NuPET, the company’s preclinical PET insert, has received interest from level 3 biosafety labs looking to research infectious diseases, such as COVID-19, Schellenberg said.

“I think there will be increased interest in imaging infectious diseases,” Schellenberg said. “NuPET can play an important role as it is useful for understanding the pathogenesis of viruses, and how vaccines and antivirals respond in animal models.”

Digirad Ergo
Digirad
In the fourth quarter of 2019, Digirad released a new model of its portable Ergo Imaging System for general nuclear medicine.

The Ergo system used to have a laptop on a separate cart, while everything is integrated on the new product.

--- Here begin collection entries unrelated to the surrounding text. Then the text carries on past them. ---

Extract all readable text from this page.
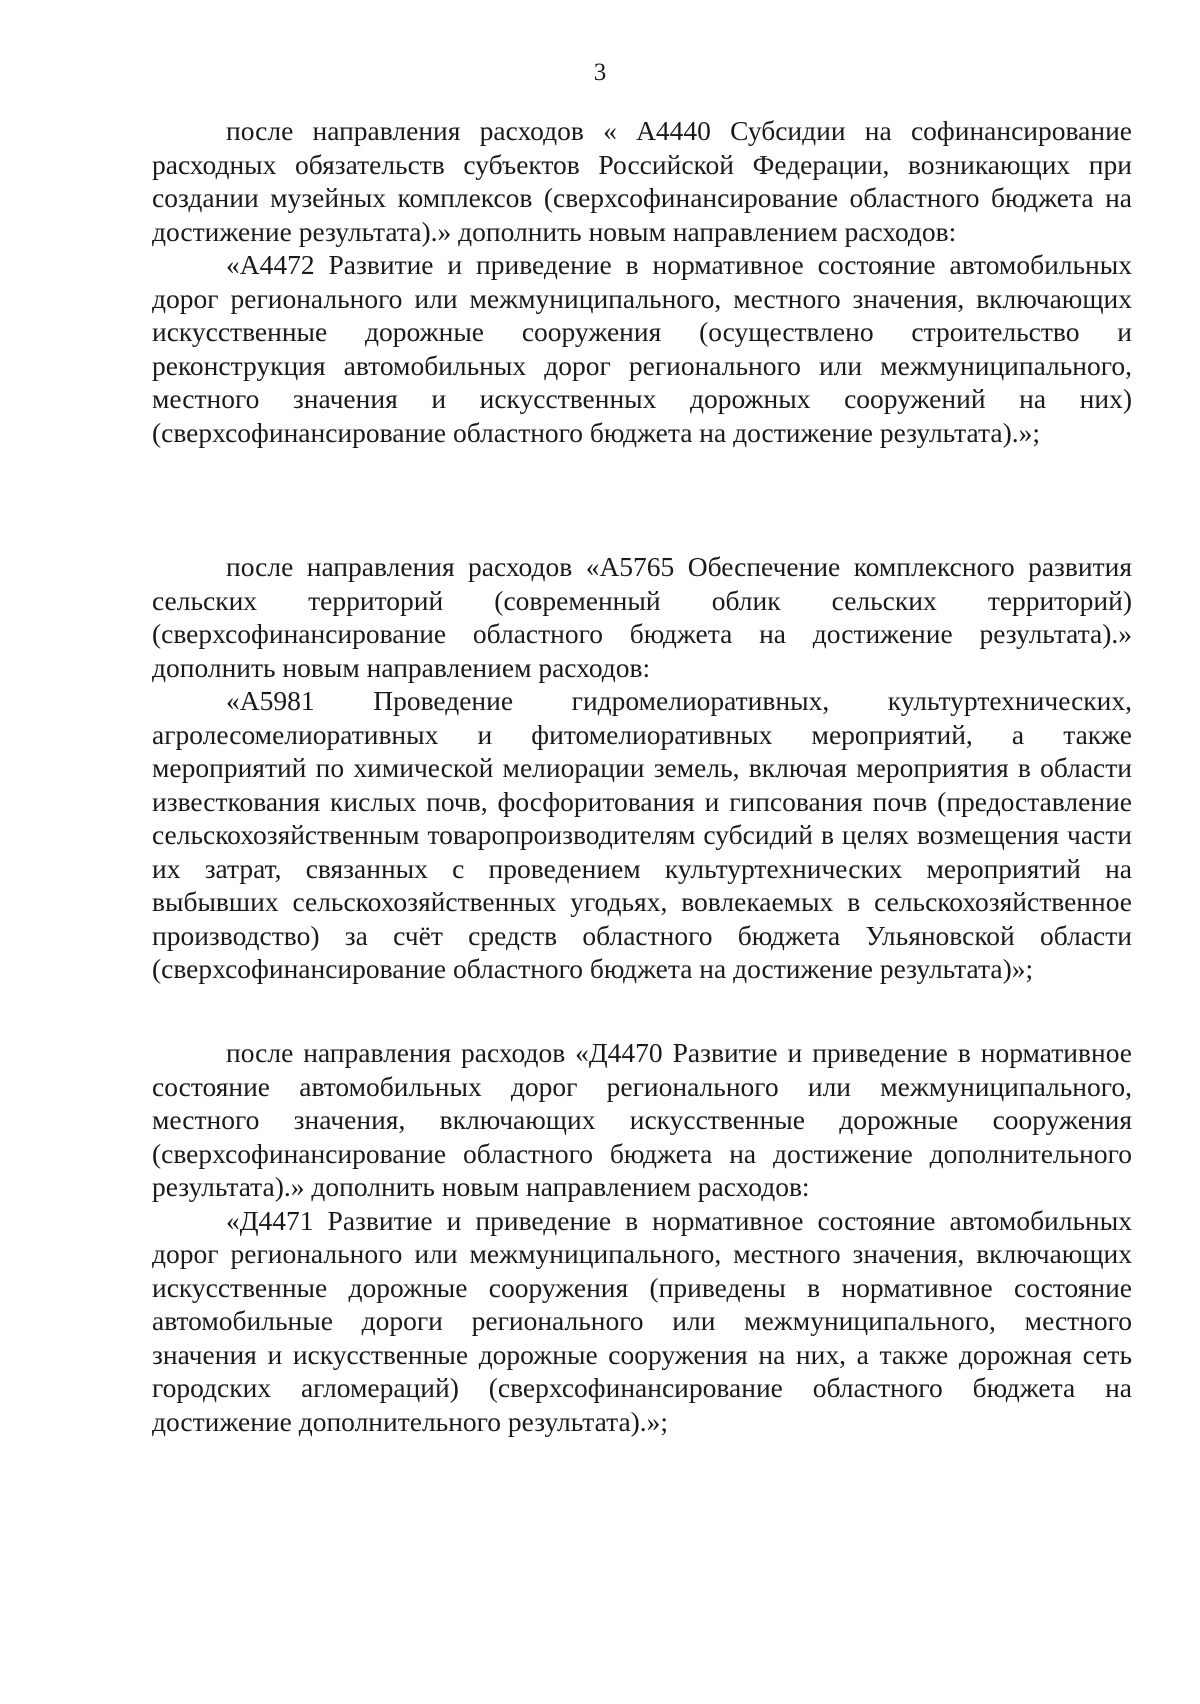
3

после направления расходов « А4440 Субсидии на софинансирование расходных обязательств субъектов Российской Федерации, возникающих при создании музейных комплексов (сверхсофинансирование областного бюджета на достижение результата).» дополнить новым направлением расходов:

«А4472 Развитие и приведение в нормативное состояние автомобильных дорог регионального или межмуниципального, местного значения, включающих искусственные дорожные сооружения (осуществлено строительство и реконструкция автомобильных дорог регионального или межмуниципального, местного значения и искусственных дорожных сооружений на них) (сверхсофинансирование областного бюджета на достижение результата).»;

после направления расходов «А5765 Обеспечение комплексного развития сельских территорий (современный облик сельских территорий) (сверхсофинансирование областного бюджета на достижение результата).» дополнить новым направлением расходов:

«А5981 Проведение гидромелиоративных, культуртехнических, агролесомелиоративных и фитомелиоративных мероприятий, а также мероприятий по химической мелиорации земель, включая мероприятия в области известкования кислых почв, фосфоритования и гипсования почв (предоставление сельскохозяйственным товаропроизводителям субсидий в целях возмещения части их затрат, связанных с проведением культуртехнических мероприятий на выбывших сельскохозяйственных угодьях, вовлекаемых в сельскохозяйственное производство) за счёт средств областного бюджета Ульяновской области (сверхсофинансирование областного бюджета на достижение результата)»;

после направления расходов «Д4470 Развитие и приведение в нормативное состояние автомобильных дорог регионального или межмуниципального, местного значения, включающих искусственные дорожные сооружения (сверхсофинансирование областного бюджета на достижение дополнительного результата).» дополнить новым направлением расходов:

«Д4471 Развитие и приведение в нормативное состояние автомобильных дорог регионального или межмуниципального, местного значения, включающих искусственные дорожные сооружения (приведены в нормативное состояние автомобильные дороги регионального или межмуниципального, местного значения и искусственные дорожные сооружения на них, а также дорожная сеть городских агломераций) (сверхсофинансирование областного бюджета на достижение дополнительного результата).»;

“The feedback we received from customers was that it would be easier to use if it were all-in-one,” said Martin Shirley, president of diagnostic services at Digirad. “So we took the components of a desktop computer and put it into the chassis of the Ergo system.”

The system also comes with a stationary camera for doing planar studies and replaces a lead acid battery with a lithium battery that provides two hours of standby time and one hour of performance, versus about 30 minutes of standby on the old system.

“With most bedside scans there are 30 minutes of actual imaging,” Shirley said. “You can still plug in if you want to, but now you don't have to.”

The company also upgraded its Cardius XPO Series of scanners – Cardius 2 XPO, the mobile Cardius 2M XPO and the Cardius 3 XPO, which comes with a third detector to reduce dose and imaging time – removing an umbilical connection to a cart to create one device with an integrated computer.